SERVERIP=$(ip route get 84.200.69.80 | awk 'NR==1 {print $(NF-2)}')
firewall-cmd --permanent --direct --passthrough ipv4 -t nat -A POSTROUTING -s 10.10.1.0/24 -o $SERVERIP -j MASQUERADE Dan muat ulang firewalld.
firewall-cmd --reload
Penerusan Port dan perutean Firewalld telah selesai, sekarang mulai layanan openvpn dan aktifkan untuk diluncurkan secara otomatis setiap kali sistem boot.
systemctl start [email protected]
systemctl enable [email protected]
Periksa menggunakan perintah di bawah ini.
netstat -plntu
systemctl status [email protected]
Server OpenVPN aktif dan berjalan pada port protokol udp '1194'.
Langkah 6 - Pengaturan Klien OpenVPN
Buka direktori '/etc/openvpn/client' dan buat file konfigurasi klien openvpn baru 'client01.ovpn' menggunakan vim.
cd /etc/openvpn/client
vim client01.ovpn
Rekatkan konfigurasi klien OpenVPN berikut di sana.
client dev tun proto udp remote 139.xx.xx.xx 1194 ca ca.crt cert client01.crt key client01.key cipher AES-256-CBC auth SHA512 auth-nocache tls-version-min 1.2 tls-cipher TLS-DHE-RSA-WITH-AES-256-GCM-SHA384:TLS-DHE-RSA-WITH-AES-256-CBC-SHA256:TLS-DHE-RSA-WITH-AES-128-GCM-SHA256:TLS-DHE-RSA-WITH-AES-128-CBC-SHA256 resolv-retry infinite
compress lzo
nobind persist-key persist-tun mute-replay-warnings verb 3
Simpan dan keluar.
Sekarang kompres direktori '/etc/openvpn/client' ke file 'zip' atau 'tar.gz' dan unduh file terkompresi menggunakan scp dari komputer lokal Anda.
Kompres direktori '/etc/openvpn/client' ke file 'client01.tar.gz'.
cd /etc/openvpn/
tar -czvf client01.tar.gz client/*
scp [email protected]:/etc/openvpn/client01.tar.gz .
Langkah 7 - Menguji OpenVPN
Pengujian pada Klien.
- Di Linux
Instal paket OpenVPN dan jika Anda menginginkan konfigurasi GUI, instal pengelola jaringan OpenVPN.

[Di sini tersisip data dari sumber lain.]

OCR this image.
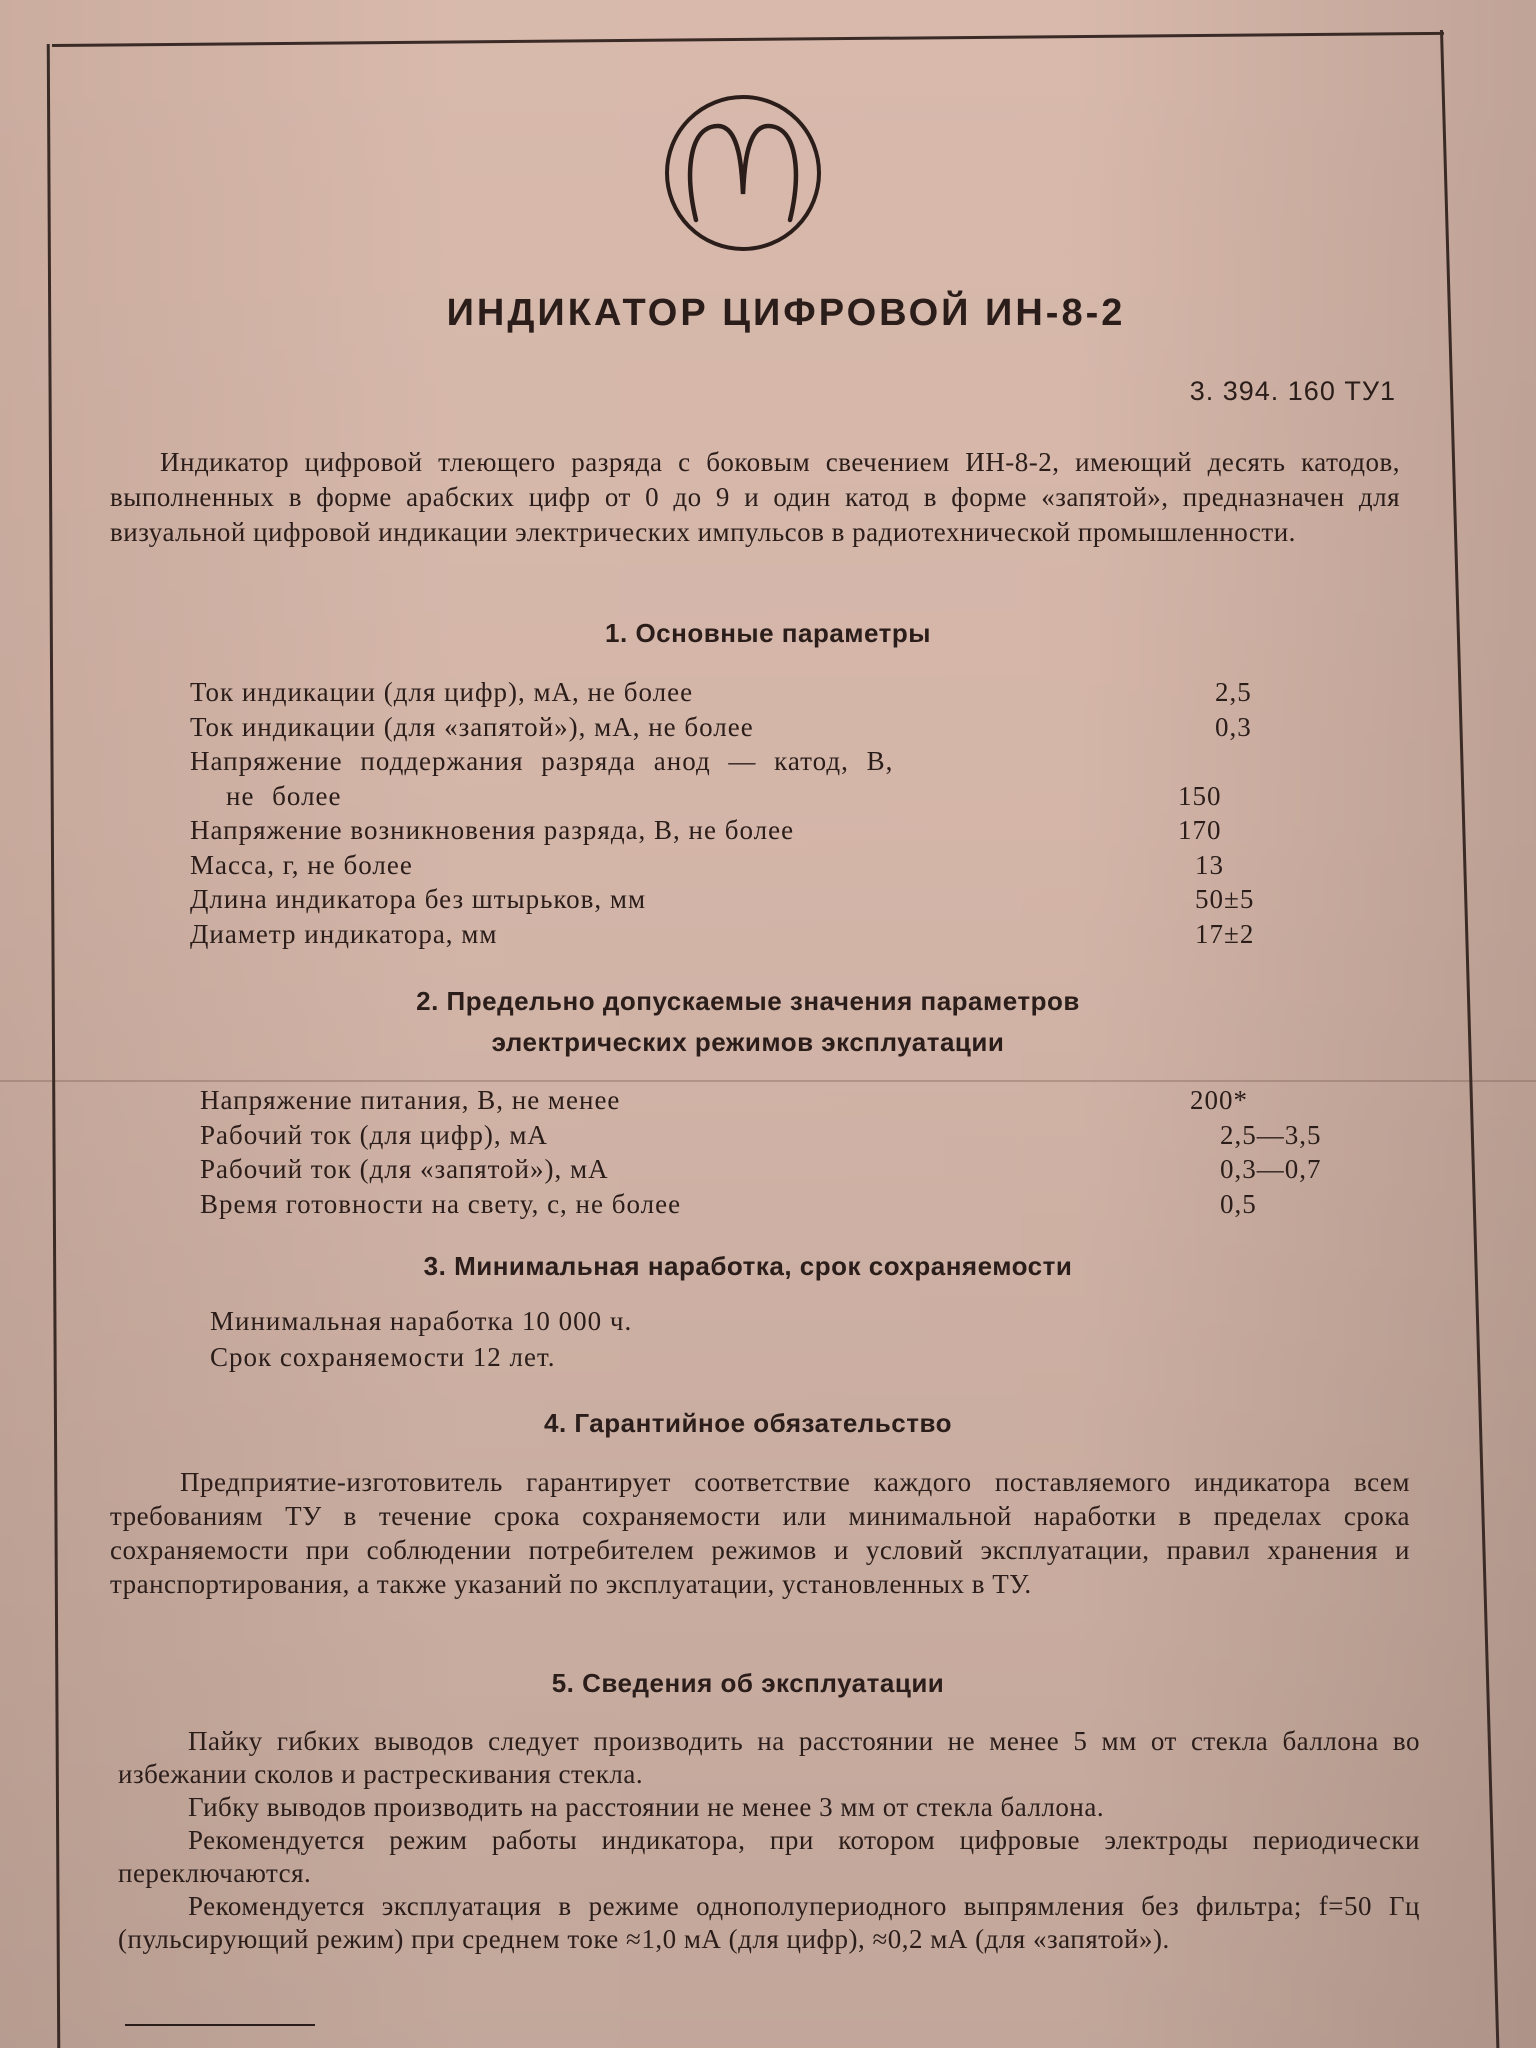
ИНДИКАТОР ЦИФРОВОЙ ИН-8-2
3. 394. 160 ТУ1
Индикатор цифровой тлеющего разряда с боковым свечением ИН-8-2, имеющий десять катодов, выполненных в форме арабских цифр от 0 до 9 и один катод в форме «запятой», предназначен для визуальной цифровой индикации электрических импульсов в радиотехнической промышленности.
1. Основные параметры
Ток индикации (для цифр), мА, не более	2,5
Ток индикации (для «запятой»), мА, не более	0,3
Напряжение поддержания разряда анод — катод, В,
не более	150
Напряжение возникновения разряда, В, не более	170
Масса, г, не более	13
Длина индикатора без штырьков, мм	50±5
Диаметр индикатора, мм	17±2
2. Предельно допускаемые значения параметров
электрических режимов эксплуатации
Напряжение питания, В, не менее	200*
Рабочий ток (для цифр), мА	2,5—3,5
Рабочий ток (для «запятой»), мА	0,3—0,7
Время готовности на свету, с, не более	0,5
3. Минимальная наработка, срок сохраняемости
Минимальная наработка 10 000 ч.
Срок сохраняемости 12 лет.
4. Гарантийное обязательство
Предприятие-изготовитель гарантирует соответствие каждого поставляемого индикатора всем требованиям ТУ в течение срока сохраняемости или минимальной наработки в пределах срока сохраняемости при соблюдении потребителем режимов и условий эксплуатации, правил хранения и транспортирования, а также указаний по эксплуатации, установленных в ТУ.
5. Сведения об эксплуатации

Пайку гибких выводов следует производить на расстоянии не менее 5 мм от стекла баллона во избежании сколов и растрескивания стекла.

Гибку выводов производить на расстоянии не менее 3 мм от стекла баллона.

Рекомендуется режим работы индикатора, при котором цифровые электроды периодически переключаются.

Рекомендуется эксплуатация в режиме однополупериодного выпрямления без фильтра; f=50 Гц (пульсирующий режим) при среднем токе ≈1,0 мА (для цифр), ≈0,2 мА (для «запятой»).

sudo apt install openvpn network-manager-openvpn network-manager-openvpn-gnome -y
Jika Anda ingin terhubung menggunakan shell terminal, jalankan perintah OpenVPN di bawah ini.
openvpn --config client01.ovpn
Saat Anda terhubung ke OpenVPN, buka tab terminal baru dan periksa koneksi menggunakan perintah curl.
curl ifconfig.io
Dan Anda akan mendapatkan alamat IP server OpenVPN.
Di Mac OS
Unduh Tunnelblick dan instal.
Ekstrak file 'client01.tar.gz' dan ganti nama direktori 'client' menjadi 'client01.tblk'.
tar -xzvf client01.tar.gz
mv client client01.tblk
Klik dua kali 'client01.tblk' dan Tunnelblick akan secara otomatis mendeteksi konfigurasi OpenVPN dan kemudian mengimpor.
Sekarang hubungkan melalui Tunnelblick di bilah Atas.
Di Windows
Unduh klien openvpn untuk windows dan impor konfigurasi.